Today's blog comes from Candace Weir, Central Library staff:
Other than balsamic vinegar and a bottle of wine, the only things that I brought back from my trip to Italy, were a bracelet and a bead. Both featured Venetian glass beads. They were glass and glittered and Italian – so perfect souvenirs for a glassblower.
If you share my fascination with these tiny treasures, you will enjoy a new book, Venetian Glass Beads, by author Kathy Fox. She takes the reader to Venice and Murano for a brief history of the beads produced there. There are also 24 jewelry projects to make, should you wish. Sprinkled throughout the book are photographs from Venice, just another enticement to turn the pages.

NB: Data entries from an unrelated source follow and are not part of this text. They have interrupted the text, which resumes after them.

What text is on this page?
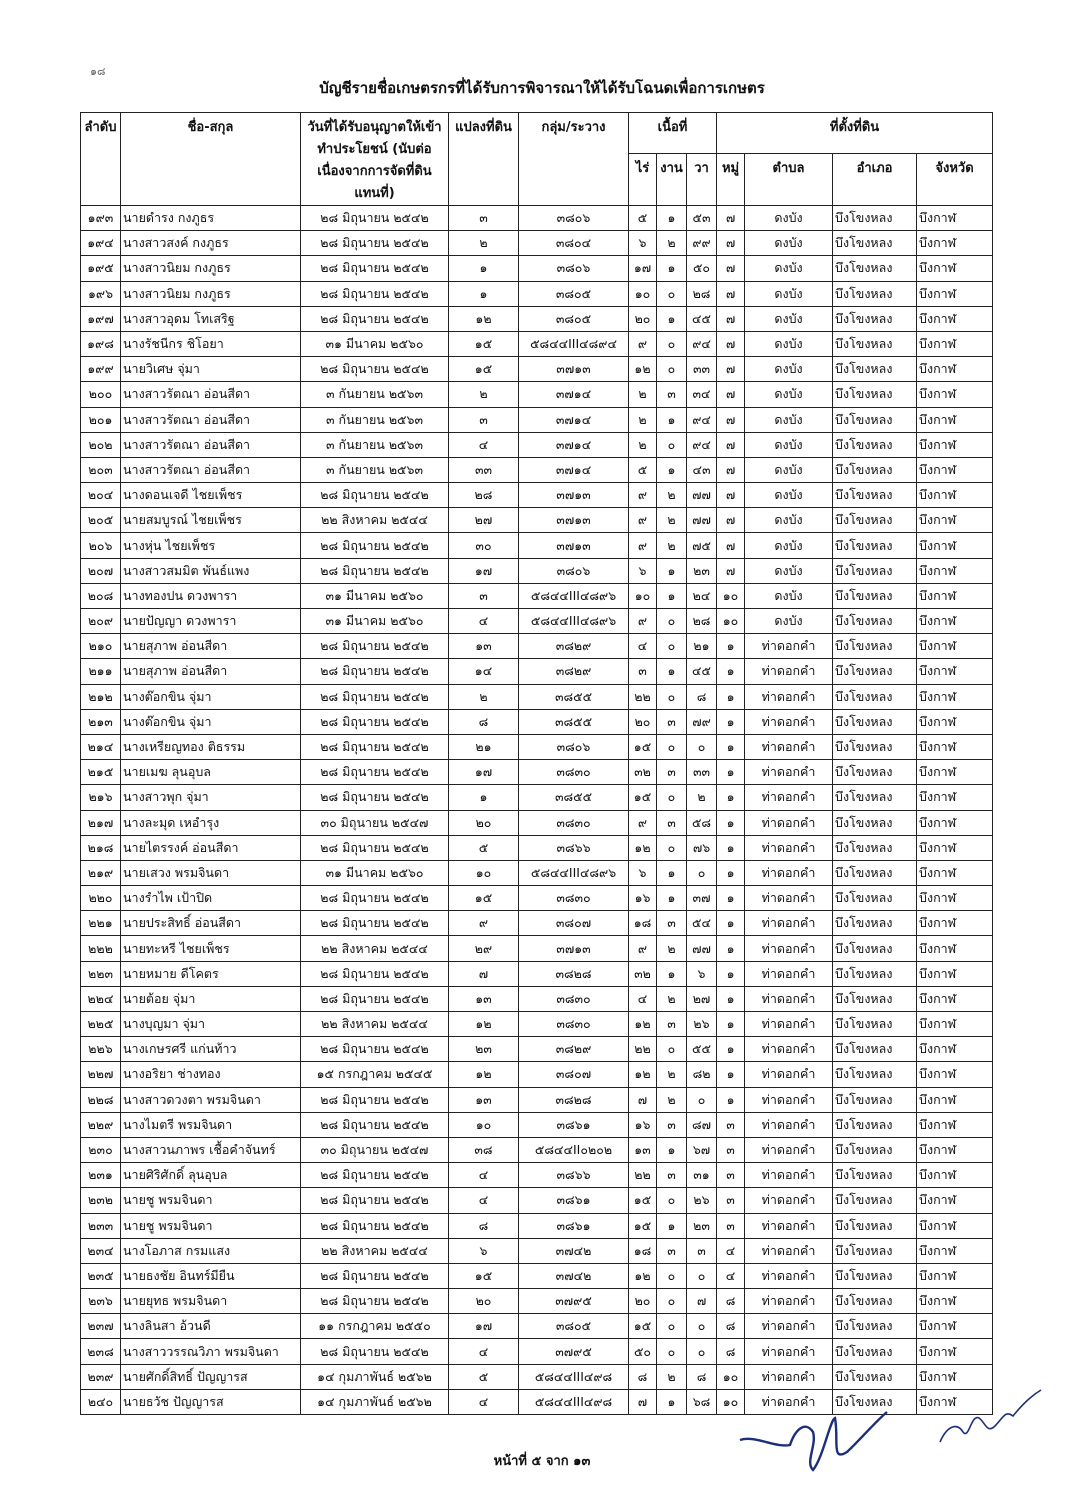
๑๘
บัญชีรายชื่อเกษตรกรที่ได้รับการพิจารณาให้ได้รับโฉนดเพื่อการเกษตร
ลำดับ	ชื่อ-สกุล	วันที่ได้รับอนุญาตให้เข้าทำประโยชน์ (นับต่อเนื่องจากการจัดที่ดินแทนที่)	แปลงที่ดิน	กลุ่ม/ระวาง	เนื้อที่			ที่ตั้งที่ดิน			
					ไร่	งาน	วา	หมู่	ตำบล	อำเภอ	จังหวัด
๑๙๓	นายดำรง กงภูธร	๒๘ มิถุนายน ๒๕๔๒	๓	๓๘๐๖	๕	๑	๕๓	๗	ดงบัง	บึงโขงหลง	บึงกาฬ
๑๙๔	นางสาวสงค์ กงภูธร	๒๘ มิถุนายน ๒๕๔๒	๒	๓๘๐๔	๖	๒	๙๙	๗	ดงบัง	บึงโขงหลง	บึงกาฬ
๑๙๕	นางสาวนิยม กงภูธร	๒๘ มิถุนายน ๒๕๔๒	๑	๓๘๐๖	๑๗	๑	๕๐	๗	ดงบัง	บึงโขงหลง	บึงกาฬ
๑๙๖	นางสาวนิยม กงภูธร	๒๘ มิถุนายน ๒๕๔๒	๑	๓๘๐๕	๑๐	๐	๒๘	๗	ดงบัง	บึงโขงหลง	บึงกาฬ
๑๙๗	นางสาวอุดม โทเสริฐ	๒๘ มิถุนายน ๒๕๔๒	๑๒	๓๘๐๕	๒๐	๑	๔๕	๗	ดงบัง	บึงโขงหลง	บึงกาฬ
๑๙๘	นางรัชนีกร ชิโอยา	๓๑ มีนาคม ๒๕๖๐	๑๕	๕๘๔๔III๔๘๙๔	๙	๐	๙๔	๗	ดงบัง	บึงโขงหลง	บึงกาฬ
๑๙๙	นายวิเศษ จุ่มา	๒๘ มิถุนายน ๒๕๔๒	๑๕	๓๗๑๓	๑๒	๐	๓๓	๗	ดงบัง	บึงโขงหลง	บึงกาฬ
๒๐๐	นางสาวรัตณา อ่อนสีดา	๓ กันยายน ๒๕๖๓	๒	๓๗๑๔	๒	๓	๓๔	๗	ดงบัง	บึงโขงหลง	บึงกาฬ
๒๐๑	นางสาวรัตณา อ่อนสีดา	๓ กันยายน ๒๕๖๓	๓	๓๗๑๔	๒	๑	๙๔	๗	ดงบัง	บึงโขงหลง	บึงกาฬ
๒๐๒	นางสาวรัตณา อ่อนสีดา	๓ กันยายน ๒๕๖๓	๔	๓๗๑๔	๒	๐	๙๔	๗	ดงบัง	บึงโขงหลง	บึงกาฬ
๒๐๓	นางสาวรัตณา อ่อนสีดา	๓ กันยายน ๒๕๖๓	๓๓	๓๗๑๔	๕	๑	๔๓	๗	ดงบัง	บึงโขงหลง	บึงกาฬ
๒๐๔	นางดอนเจดี ไชยเพ็ชร	๒๘ มิถุนายน ๒๕๔๒	๒๘	๓๗๑๓	๙	๒	๗๗	๗	ดงบัง	บึงโขงหลง	บึงกาฬ
๒๐๕	นายสมบูรณ์ ไชยเพ็ชร	๒๒ สิงหาคม ๒๕๔๔	๒๗	๓๗๑๓	๙	๒	๗๗	๗	ดงบัง	บึงโขงหลง	บึงกาฬ
๒๐๖	นางหุ่น ไชยเพ็ชร	๒๘ มิถุนายน ๒๕๔๒	๓๐	๓๗๑๓	๙	๒	๗๕	๗	ดงบัง	บึงโขงหลง	บึงกาฬ
๒๐๗	นางสาวสมมิต พันธ์แพง	๒๘ มิถุนายน ๒๕๔๒	๑๗	๓๘๐๖	๖	๑	๒๓	๗	ดงบัง	บึงโขงหลง	บึงกาฬ
๒๐๘	นางทองปน ดวงพารา	๓๑ มีนาคม ๒๕๖๐	๓	๕๘๔๔III๔๘๙๖	๑๐	๑	๒๔	๑๐	ดงบัง	บึงโขงหลง	บึงกาฬ
๒๐๙	นายปัญญา ดวงพารา	๓๑ มีนาคม ๒๕๖๐	๔	๕๘๔๔III๔๘๙๖	๙	๐	๒๘	๑๐	ดงบัง	บึงโขงหลง	บึงกาฬ
๒๑๐	นายสุภาพ อ่อนสีดา	๒๘ มิถุนายน ๒๕๔๒	๑๓	๓๘๒๙	๔	๐	๒๑	๑	ท่าดอกคำ	บึงโขงหลง	บึงกาฬ
๒๑๑	นายสุภาพ อ่อนสีดา	๒๘ มิถุนายน ๒๕๔๒	๑๔	๓๘๒๙	๓	๑	๔๕	๑	ท่าดอกคำ	บึงโขงหลง	บึงกาฬ
๒๑๒	นางต๊อกขิน จุ่มา	๒๘ มิถุนายน ๒๕๔๒	๒	๓๘๕๕	๒๒	๐	๘	๑	ท่าดอกคำ	บึงโขงหลง	บึงกาฬ
๒๑๓	นางต๊อกขิน จุ่มา	๒๘ มิถุนายน ๒๕๔๒	๘	๓๘๕๕	๒๐	๓	๗๙	๑	ท่าดอกคำ	บึงโขงหลง	บึงกาฬ
๒๑๔	นางเหรียญทอง ติธรรม	๒๘ มิถุนายน ๒๕๔๒	๒๑	๓๘๐๖	๑๕	๐	๐	๑	ท่าดอกคำ	บึงโขงหลง	บึงกาฬ
๒๑๕	นายเมฆ ลุนอุบล	๒๘ มิถุนายน ๒๕๔๒	๑๗	๓๘๓๐	๓๒	๓	๓๓	๑	ท่าดอกคำ	บึงโขงหลง	บึงกาฬ
๒๑๖	นางสาวพุก จุ่มา	๒๘ มิถุนายน ๒๕๔๒	๑	๓๘๕๕	๑๕	๐	๒	๑	ท่าดอกคำ	บึงโขงหลง	บึงกาฬ
๒๑๗	นางละมุด เหอำรุง	๓๐ มิถุนายน ๒๕๔๗	๒๐	๓๘๓๐	๙	๓	๕๘	๑	ท่าดอกคำ	บึงโขงหลง	บึงกาฬ
๒๑๘	นายไตรรงค์ อ่อนสีดา	๒๘ มิถุนายน ๒๕๔๒	๕	๓๘๖๖	๑๒	๐	๗๖	๑	ท่าดอกคำ	บึงโขงหลง	บึงกาฬ
๒๑๙	นายเสวง พรมจินดา	๓๑ มีนาคม ๒๕๖๐	๑๐	๕๘๔๔III๔๘๙๖	๖	๑	๐	๑	ท่าดอกคำ	บึงโขงหลง	บึงกาฬ
๒๒๐	นางรำไพ เป้าปิด	๒๘ มิถุนายน ๒๕๔๒	๑๕	๓๘๓๐	๑๖	๑	๓๗	๑	ท่าดอกคำ	บึงโขงหลง	บึงกาฬ
๒๒๑	นายประสิทธิ์ อ่อนสีดา	๒๘ มิถุนายน ๒๕๔๒	๙	๓๘๐๗	๑๘	๓	๕๔	๑	ท่าดอกคำ	บึงโขงหลง	บึงกาฬ
๒๒๒	นายทะหรี ไชยเพ็ชร	๒๒ สิงหาคม ๒๕๔๔	๒๙	๓๗๑๓	๙	๒	๗๗	๑	ท่าดอกคำ	บึงโขงหลง	บึงกาฬ
๒๒๓	นายหมาย ดีโคตร	๒๘ มิถุนายน ๒๕๔๒	๗	๓๘๒๘	๓๒	๑	๖	๑	ท่าดอกคำ	บึงโขงหลง	บึงกาฬ
๒๒๔	นายต้อย จุ่มา	๒๘ มิถุนายน ๒๕๔๒	๑๓	๓๘๓๐	๔	๒	๒๗	๑	ท่าดอกคำ	บึงโขงหลง	บึงกาฬ
๒๒๕	นางบุญมา จุ่มา	๒๒ สิงหาคม ๒๕๔๔	๑๒	๓๘๓๐	๑๒	๓	๒๖	๑	ท่าดอกคำ	บึงโขงหลง	บึงกาฬ
๒๒๖	นางเกษรศรี แก่นท้าว	๒๘ มิถุนายน ๒๕๔๒	๒๓	๓๘๒๙	๒๒	๐	๕๕	๑	ท่าดอกคำ	บึงโขงหลง	บึงกาฬ
๒๒๗	นางอริยา ช่างทอง	๑๕ กรกฎาคม ๒๕๔๕	๑๒	๓๘๐๗	๑๒	๒	๘๒	๑	ท่าดอกคำ	บึงโขงหลง	บึงกาฬ
๒๒๘	นางสาวดวงตา พรมจินดา	๒๘ มิถุนายน ๒๕๔๒	๑๓	๓๘๒๘	๗	๒	๐	๑	ท่าดอกคำ	บึงโขงหลง	บึงกาฬ
๒๒๙	นางไมตรี พรมจินดา	๒๘ มิถุนายน ๒๕๔๒	๑๐	๓๘๖๑	๑๖	๓	๘๗	๓	ท่าดอกคำ	บึงโขงหลง	บึงกาฬ
๒๓๐	นางสาวนภาพร เชื้อคำจันทร์	๓๐ มิถุนายน ๒๕๔๗	๓๘	๕๘๔๔II๐๒๐๒	๑๓	๑	๖๗	๓	ท่าดอกคำ	บึงโขงหลง	บึงกาฬ
๒๓๑	นายศิริศักดิ์ ลุนอุบล	๒๘ มิถุนายน ๒๕๔๒	๔	๓๘๖๖	๒๒	๓	๓๑	๓	ท่าดอกคำ	บึงโขงหลง	บึงกาฬ
๒๓๒	นายชู พรมจินดา	๒๘ มิถุนายน ๒๕๔๒	๔	๓๘๖๑	๑๕	๐	๒๖	๓	ท่าดอกคำ	บึงโขงหลง	บึงกาฬ
๒๓๓	นายชู พรมจินดา	๒๘ มิถุนายน ๒๕๔๒	๘	๓๘๖๑	๑๕	๑	๒๓	๓	ท่าดอกคำ	บึงโขงหลง	บึงกาฬ
๒๓๔	นางโอภาส กรมแสง	๒๒ สิงหาคม ๒๕๔๔	๖	๓๗๔๒	๑๘	๓	๓	๔	ท่าดอกคำ	บึงโขงหลง	บึงกาฬ
๒๓๕	นายธงชัย อินทร์มียืน	๒๘ มิถุนายน ๒๕๔๒	๑๕	๓๗๔๒	๑๒	๐	๐	๔	ท่าดอกคำ	บึงโขงหลง	บึงกาฬ
๒๓๖	นายยุทธ พรมจินดา	๒๘ มิถุนายน ๒๕๔๒	๒๐	๓๗๙๕	๒๐	๐	๗	๘	ท่าดอกคำ	บึงโขงหลง	บึงกาฬ
๒๓๗	นางลินสา อ้วนดี	๑๑ กรกฎาคม ๒๕๕๐	๑๗	๓๘๐๕	๑๕	๐	๐	๘	ท่าดอกคำ	บึงโขงหลง	บึงกาฬ
๒๓๘	นางสาววรรณวิภา พรมจินดา	๒๘ มิถุนายน ๒๕๔๒	๔	๓๗๙๕	๕๐	๐	๐	๘	ท่าดอกคำ	บึงโขงหลง	บึงกาฬ
๒๓๙	นายศักดิ์สิทธิ์ ปัญญารส	๑๔ กุมภาพันธ์ ๒๕๖๒	๕	๕๘๔๔III๔๙๘	๘	๒	๘	๑๐	ท่าดอกคำ	บึงโขงหลง	บึงกาฬ
๒๔๐	นายธวัช ปัญญารส	๑๔ กุมภาพันธ์ ๒๕๖๒	๔	๕๘๔๔III๔๙๘	๗	๑	๖๘	๑๐	ท่าดอกคำ	บึงโขงหลง	บึงกาฬ
หน้าที่ ๕ จาก ๑๓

Lark Books publish great sources for crafters, both how to and inspirational. Creating Glass Beads by Jeri Warhartig is a great how to for glass blowers, while Glass Beads: Major Works by Leading Artists is full of inspiration from the work of master craftspeople. For inspiration closer to home, check out Calgary glass artist, Martha Henry’s pendant gallery.
One of our older books, a Schiffer book for collectors, is Glass Beads from Europe by Sibylle Jargstorf. It is full of unique information about bead history. I would love to get my paws on a Bohemian bead or others from the 1930s.
The book also shows a glass head bead by Cristiano Balbi from Venice, made in 1993, next to an ancient one, probably from Carthage (p 13).
Online, you can see master Balbi at work in this Youtube video.
Exciting stuff for glassblowers.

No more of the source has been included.